During class, we talked about what openness looks like in most adoptions now. We discussed cards, letters, visits, and even private Snapfish accounts for the birth mother to see pictures of our child. We talked about what legal risks looks like, both with the birth mother and the birth father. We talked about insurance issues: who is responsible for the baby's medical care while in the hospital, how to handle the transition from a baby who may be covered under Medicaid with his/her birth mother to being covered under our private insurance, how to make sure our insurance understands that it is federal law that they cover that baby from the moment of birth as long as the adoption goes through. (Note: we've been fighting about this with our insurance a little bit, so it's nice to know that the laws are on our side!)
We were given homework over our lunch break. The executive director gave us intake profiles of women who have placed with this agency in the past. Our instructions were to review the intake profiles and come up with any questions we would ask if our adoption coordinator called us to tell us that this was the woman who selected us. This homework was harder than it sounds. The intake forms were fairly comprehensive, and both of us are used to working in given parameters. I think we both assumed that if the agency had additional information, they would have given it in the form, rather than waiting for us to ask for it.
During the class, we also had the opportunity to talk with an adoptive couple and a birth mother. Hearing their stories was truly touching. The adoptive couple brought their son with them, and he made friends with all of us, crawling around the room and showing off by trying to walk. The emotion from the birth mother who we met was very touching.
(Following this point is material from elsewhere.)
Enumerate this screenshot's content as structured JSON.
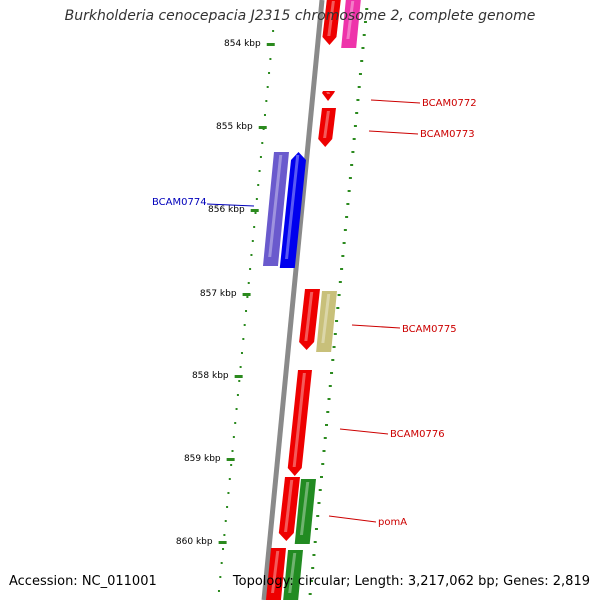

It was obvious how much she loves her daughter, how happy she is to see that the little girl's adoptive parents love her, too, and how hard the decision to make an adoption plan for her daughter was.
Around dinnertime, the other two couples in our class who already had children were allowed to leave, and we were left with just the single woman and her mother. The evening session of class was called "Ready the Nest" and was only required for first-time parents. This part of class was designed to help us feel comfortable with newborn care and keep us updated on new safety regulations. We learned (or reviewed) how to swaddle, how to properly use a car seat, how to bottle feed, how to care for a circumcision, etc.
Despite the length of the day (about 13.5 hours when all was said and done), it really was a great experience. I don't know that we walked away with a ton of new knowledge, but it really gave us the opportunity to process all the information that's been thrown at us since beginning this process.
So, what's next? Our home visit! This is a 2-3 hour visit with a social worker. She'll come to our home to make sure that it's a safe environment in which to raise a baby. We'll also sit with her to review our finances, our medical histories, our parenting philosophies, our plans for maternity/paternity leave, daycare options, etc. This is all scheduled for October 6th in the afternoon. We'll keep you all posted as to how it goes, but in the meantime, please keep us in your thoughts and prayers! I think we're both a little nervous about this next step.